That type of animosity is nothing new between the schools. The state of Connecticut, in fact, led a 2003 lawsuit over the departure of Boston College, Virginia Tech and Miami to the ACC from the Big East.

But DeFilippo has been replaced at Boston College by Brad Bates, a man Manuel says is a close and longtime friend. Both played football at Michigan and both were athletic directors in the Mid-American Conference before taking their respective jobs in the last year. Even before Bates was hired, Boston College this summer welcomed UConn as the newest member of the region’s premier hockey conference, Hockey East.

But that doesn’t mean UConn is a no-brainer to join BC in the ACC. Louisville — and to a lesser extent South Florida — also have been mentioned as potential targets for the league, and there has been no indication that the conference will act quickly to replace Maryland.

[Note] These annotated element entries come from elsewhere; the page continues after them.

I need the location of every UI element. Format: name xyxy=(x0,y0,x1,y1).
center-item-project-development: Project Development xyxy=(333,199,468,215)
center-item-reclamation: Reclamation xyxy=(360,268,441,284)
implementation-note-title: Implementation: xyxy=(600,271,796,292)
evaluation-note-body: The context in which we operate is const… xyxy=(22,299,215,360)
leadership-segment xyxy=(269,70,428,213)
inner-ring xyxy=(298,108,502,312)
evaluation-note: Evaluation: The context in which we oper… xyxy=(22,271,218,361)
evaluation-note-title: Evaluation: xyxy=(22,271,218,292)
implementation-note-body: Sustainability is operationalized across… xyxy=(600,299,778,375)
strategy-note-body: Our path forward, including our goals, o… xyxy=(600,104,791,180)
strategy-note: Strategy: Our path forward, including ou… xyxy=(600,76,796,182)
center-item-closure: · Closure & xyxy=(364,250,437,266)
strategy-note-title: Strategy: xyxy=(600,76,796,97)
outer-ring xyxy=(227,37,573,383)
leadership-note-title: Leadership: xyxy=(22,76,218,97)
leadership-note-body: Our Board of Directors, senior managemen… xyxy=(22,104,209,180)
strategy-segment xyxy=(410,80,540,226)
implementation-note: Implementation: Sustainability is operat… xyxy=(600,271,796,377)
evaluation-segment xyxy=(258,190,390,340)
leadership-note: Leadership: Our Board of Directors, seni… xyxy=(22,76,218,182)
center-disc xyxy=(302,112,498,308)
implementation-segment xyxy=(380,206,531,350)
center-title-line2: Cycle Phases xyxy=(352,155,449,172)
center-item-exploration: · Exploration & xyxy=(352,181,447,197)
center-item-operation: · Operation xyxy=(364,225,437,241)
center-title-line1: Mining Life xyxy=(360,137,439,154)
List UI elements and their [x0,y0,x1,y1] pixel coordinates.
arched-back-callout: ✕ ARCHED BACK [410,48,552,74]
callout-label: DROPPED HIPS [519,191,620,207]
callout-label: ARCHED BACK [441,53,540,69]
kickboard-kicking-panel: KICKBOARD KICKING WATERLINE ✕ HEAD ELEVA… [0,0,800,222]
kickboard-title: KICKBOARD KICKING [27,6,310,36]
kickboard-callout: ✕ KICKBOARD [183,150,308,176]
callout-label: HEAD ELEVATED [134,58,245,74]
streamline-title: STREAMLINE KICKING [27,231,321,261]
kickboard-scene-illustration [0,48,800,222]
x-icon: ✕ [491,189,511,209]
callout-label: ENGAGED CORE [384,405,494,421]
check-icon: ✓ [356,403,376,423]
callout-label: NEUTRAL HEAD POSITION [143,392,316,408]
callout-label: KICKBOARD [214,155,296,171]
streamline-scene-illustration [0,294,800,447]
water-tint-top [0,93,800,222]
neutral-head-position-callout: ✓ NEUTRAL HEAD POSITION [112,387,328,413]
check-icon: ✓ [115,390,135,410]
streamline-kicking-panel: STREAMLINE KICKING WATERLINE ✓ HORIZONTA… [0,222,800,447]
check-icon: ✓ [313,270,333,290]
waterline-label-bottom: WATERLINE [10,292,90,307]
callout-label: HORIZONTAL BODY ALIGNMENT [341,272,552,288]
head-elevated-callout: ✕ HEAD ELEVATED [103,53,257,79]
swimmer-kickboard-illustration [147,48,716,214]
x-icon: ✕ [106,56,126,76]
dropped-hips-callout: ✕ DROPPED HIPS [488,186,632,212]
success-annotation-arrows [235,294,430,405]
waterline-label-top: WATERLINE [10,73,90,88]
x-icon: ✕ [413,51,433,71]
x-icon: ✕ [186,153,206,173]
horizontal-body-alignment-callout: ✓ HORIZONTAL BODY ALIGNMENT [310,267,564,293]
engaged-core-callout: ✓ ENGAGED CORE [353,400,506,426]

UConn women’s basketball coach Geno Auriemma put it this way to reporters in Texas on Sunday, after the Huskies beat Texas A&M.

“You can desire to get invited to a lot of parties in Connecticut but if you don’t get an invite, you ain’t going,” he said. “I think everybody knows right now that every school in the country, every league in the country — you go to meetings, you look each other in the eye, you tell each other the truth and you go on from there with the understanding that it could change tomorrow.”

As for the student-athletes, a lot of this won’t affect them long term. They’re going to play where they are told to play. But senior tight end Ryan Griffin is into it, regardless, and said they are watching the shuffle intently. They are concerned about the future of the program they have helped build. They don’t want to be left behind in a fading Big East.

“With all this movement, it’s kind of up in the air right now, with the conferences and stuff,” he said.